Producing digital media for LET and videoing the creative activities taking place has given me the chance to explore some of the towns and villages around Pennine Lancashire.
I was excited to discover that the Edwardian filmmaking duo Mitchell and Kenyon were from the region, in particular, operating from their base in Blackburn. This is from their entry on Wikipedia:
The showmen became self-publicising travelling cinematograph operators. Films taken during the day were shown on the same evening in fairground tents or local meeting halls and music halls with slogans like ”see yourselves as others see you”. Dramas took a while to catch on and the non-fiction actuality films were more popular.
It is interesting to compare their approach over a century ago with what is going on now in the digital realm. We may have lost our curiosity in front of the camera and aren’t quite so spellbound when watching moving pictures today, yet what lives on, assisted by the proliferation of digital technology, is a common desire to record and show what’s going on around us (our localities). The fascination of the present is now played out worldwide on Youtube, Ustream and on mobile phones.

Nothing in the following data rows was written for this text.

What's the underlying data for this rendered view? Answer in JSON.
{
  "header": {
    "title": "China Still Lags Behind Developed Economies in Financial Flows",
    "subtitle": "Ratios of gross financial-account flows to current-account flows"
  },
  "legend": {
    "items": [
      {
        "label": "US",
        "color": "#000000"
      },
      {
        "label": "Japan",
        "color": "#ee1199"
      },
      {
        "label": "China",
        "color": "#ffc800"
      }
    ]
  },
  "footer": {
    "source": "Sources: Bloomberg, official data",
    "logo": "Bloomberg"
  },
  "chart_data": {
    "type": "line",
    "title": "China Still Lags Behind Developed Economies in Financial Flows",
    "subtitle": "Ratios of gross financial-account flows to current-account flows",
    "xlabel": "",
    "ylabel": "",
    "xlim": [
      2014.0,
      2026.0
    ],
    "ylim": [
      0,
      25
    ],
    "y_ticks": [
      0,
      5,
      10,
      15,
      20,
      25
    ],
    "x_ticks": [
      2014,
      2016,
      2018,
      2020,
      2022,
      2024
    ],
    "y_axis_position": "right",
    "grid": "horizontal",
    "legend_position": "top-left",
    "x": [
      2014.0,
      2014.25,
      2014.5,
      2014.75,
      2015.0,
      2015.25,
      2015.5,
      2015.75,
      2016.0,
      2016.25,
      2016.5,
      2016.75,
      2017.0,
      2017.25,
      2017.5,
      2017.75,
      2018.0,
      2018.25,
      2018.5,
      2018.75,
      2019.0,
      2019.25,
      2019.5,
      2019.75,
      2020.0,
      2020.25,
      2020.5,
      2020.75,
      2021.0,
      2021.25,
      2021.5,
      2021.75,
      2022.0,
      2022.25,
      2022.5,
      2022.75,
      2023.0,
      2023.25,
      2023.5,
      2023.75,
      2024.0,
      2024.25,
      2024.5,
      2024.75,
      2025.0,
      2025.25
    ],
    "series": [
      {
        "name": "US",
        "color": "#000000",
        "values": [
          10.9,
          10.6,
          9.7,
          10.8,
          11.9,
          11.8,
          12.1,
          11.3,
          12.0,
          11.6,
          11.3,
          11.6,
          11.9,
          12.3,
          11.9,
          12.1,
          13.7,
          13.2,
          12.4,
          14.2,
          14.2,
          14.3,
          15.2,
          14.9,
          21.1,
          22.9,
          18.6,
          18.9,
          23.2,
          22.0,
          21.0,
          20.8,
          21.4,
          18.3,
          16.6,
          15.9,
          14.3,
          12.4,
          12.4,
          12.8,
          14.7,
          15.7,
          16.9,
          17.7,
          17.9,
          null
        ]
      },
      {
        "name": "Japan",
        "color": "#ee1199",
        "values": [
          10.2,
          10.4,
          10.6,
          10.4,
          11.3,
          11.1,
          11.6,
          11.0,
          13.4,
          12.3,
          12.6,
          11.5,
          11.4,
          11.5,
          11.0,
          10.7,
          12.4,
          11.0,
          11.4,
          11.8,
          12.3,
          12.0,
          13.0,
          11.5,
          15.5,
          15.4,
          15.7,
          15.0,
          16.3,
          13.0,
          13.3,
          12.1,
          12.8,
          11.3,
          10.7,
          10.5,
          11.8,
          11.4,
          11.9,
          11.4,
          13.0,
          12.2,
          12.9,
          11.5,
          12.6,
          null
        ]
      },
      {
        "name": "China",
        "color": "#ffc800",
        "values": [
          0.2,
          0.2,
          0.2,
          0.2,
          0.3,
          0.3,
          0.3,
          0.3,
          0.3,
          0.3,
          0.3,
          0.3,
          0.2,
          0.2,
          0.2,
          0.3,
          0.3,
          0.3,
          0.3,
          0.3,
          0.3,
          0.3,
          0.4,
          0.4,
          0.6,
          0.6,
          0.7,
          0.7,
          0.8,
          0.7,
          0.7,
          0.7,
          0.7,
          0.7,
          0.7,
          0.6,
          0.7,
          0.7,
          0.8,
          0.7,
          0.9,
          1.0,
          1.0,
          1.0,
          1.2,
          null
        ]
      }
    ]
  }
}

I had in mind this early spirit of filmmaking when putting together a short video of John Flanagan and his team ‘mapping Accy’.
Using multiple cameras to capture ‘time lapse’ on a busy Saturday in Accrington town centre proved a fun and interesting way of documenting street scenes and the movement of people en masse. Time lapse canreveal interesting patterns of human behaviour, outside of our normal perception, and therefore has the potential to tell a story in a different way.